Mardi les mauvaises nouvelles sont très vite arrivées: d'ici 2026, la SRF veut supprimer 66 postes à plein temps, la RTS jusqu'à 70. Avec la baisse de la redevance, la SSR est bel et bien sous une pression. Mais le message implicite est le suivant: «Regardez, nous faisons des économies. Aucune raison de dire oui à l'initiative de réduction de moitié!»
«Elle allie le professionnalisme journalistique à la chaleur humaine»
Susanne Wille doit économiser, moderniser et surtout convaincre la population qu'un service public financé par la redevance a encore une raison d'être. Dans cet exercice de corde raide, force est de constater qu'elle ne s'est jusqu'à présent guère attiré de critiques.
L'analyste politique Mark Balsiger suit son parcours depuis 25 ans. Il est directeur de l'alliance Pro Medienvielfalt, qui se bat notamment contre l'initiative de réduction de moitié. «Susanne Wille allie le professionnalisme journalistique à la chaleur humaine», dit-il. «C'est une combinaison rare qu'elle n'a pas perdue, même en tant que manager.»
«Le fait qu'il y ait si peu de critiques à l'égard de Wille ne m'étonne pas», déclare également Bakel Walden, ancien directeur du développement et des offres au sein de la SSR, considéré autrefois comme son concurrent pour le poste de directeur général. Une rumeur qu'il réfute. «Je travaille depuis près de 30 ans dans les médias et je n'ai pratiquement rencontré personne qui apporte sa combinaison de clarté, d'engagement et d'empathie.»

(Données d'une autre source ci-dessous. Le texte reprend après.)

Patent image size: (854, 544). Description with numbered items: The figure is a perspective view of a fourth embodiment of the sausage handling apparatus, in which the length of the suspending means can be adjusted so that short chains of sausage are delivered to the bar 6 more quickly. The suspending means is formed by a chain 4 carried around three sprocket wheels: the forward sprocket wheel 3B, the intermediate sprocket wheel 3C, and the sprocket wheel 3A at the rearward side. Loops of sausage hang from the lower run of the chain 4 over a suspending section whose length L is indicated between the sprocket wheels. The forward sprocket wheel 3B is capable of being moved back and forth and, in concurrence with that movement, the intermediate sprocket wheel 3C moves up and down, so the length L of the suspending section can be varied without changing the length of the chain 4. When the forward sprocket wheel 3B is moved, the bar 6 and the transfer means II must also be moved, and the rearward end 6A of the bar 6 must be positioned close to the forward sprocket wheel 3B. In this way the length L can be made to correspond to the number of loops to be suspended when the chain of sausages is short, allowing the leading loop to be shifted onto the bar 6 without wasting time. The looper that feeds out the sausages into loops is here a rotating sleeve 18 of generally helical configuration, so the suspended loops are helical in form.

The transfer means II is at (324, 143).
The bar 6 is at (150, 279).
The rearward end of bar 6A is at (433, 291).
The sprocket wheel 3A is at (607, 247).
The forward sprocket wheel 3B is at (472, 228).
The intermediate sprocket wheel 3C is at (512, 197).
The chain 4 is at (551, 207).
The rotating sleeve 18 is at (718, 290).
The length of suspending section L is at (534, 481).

Selon les informations, de nombreux collaborateurs soutiennent également la ligne de conduite de Susanne Wille. Et elle n'a pas encore laissé de ruines derrière elle, contrairement à Nathalie Wappler, directrice de la SRF, qui a récemment mis fin à l'émission de société «Gesichter & Geschichten».
Les éloge de l'UDC
En réalité, Susanne Wille a réussi là où ses prédécesseurs ont échoué. L'entreprise de médias publique et les privés se rapprochent et font preuve d'unité: la SSR fait des concessions à plusieurs sociétés qui s'engagent en contrepartie à ne pas soutenir l'initiative de réduction de moitié de l'UDC. Seul TX Group ne souhaite pas y participer.
Même le conseiller national UDC Thomas Matter, à la tête de l'initiative, tire un bilan positif de sa nomination. «Je suis heureux qu'elle prenne à cœur le mandat d'économie. Bien sûr, il faut maintenant voir si elle met vraiment tout cela en œuvre.»
Mais une fois que la campagne électorale sera entrée dans sa phase la plus chaude, les opposants à la SSR ne devraient pas laisser Susanne Wille s'en tirer aussi facilement. Elle devra se préparer à une campagne de votation difficile. Et Thomas Matter met le doigt sur un sujet sensible: la mise en œuvre concrète des mesures d'économie. «Elles se font toujours en partie sur le dos du personnel, explique Mark Balsiger. Jusqu'à présent, elle l'a fait savoir clairement et avec beaucoup d'humanité». Mais d'après lui, le défi d'entraîner l'ensemble du personnel dans l'avenir numérique est de taille. Ce grand écart sera peut-être son plus grand challenge: ne pas mettre en péril la cohésion interne malgré les vents politiques contraires.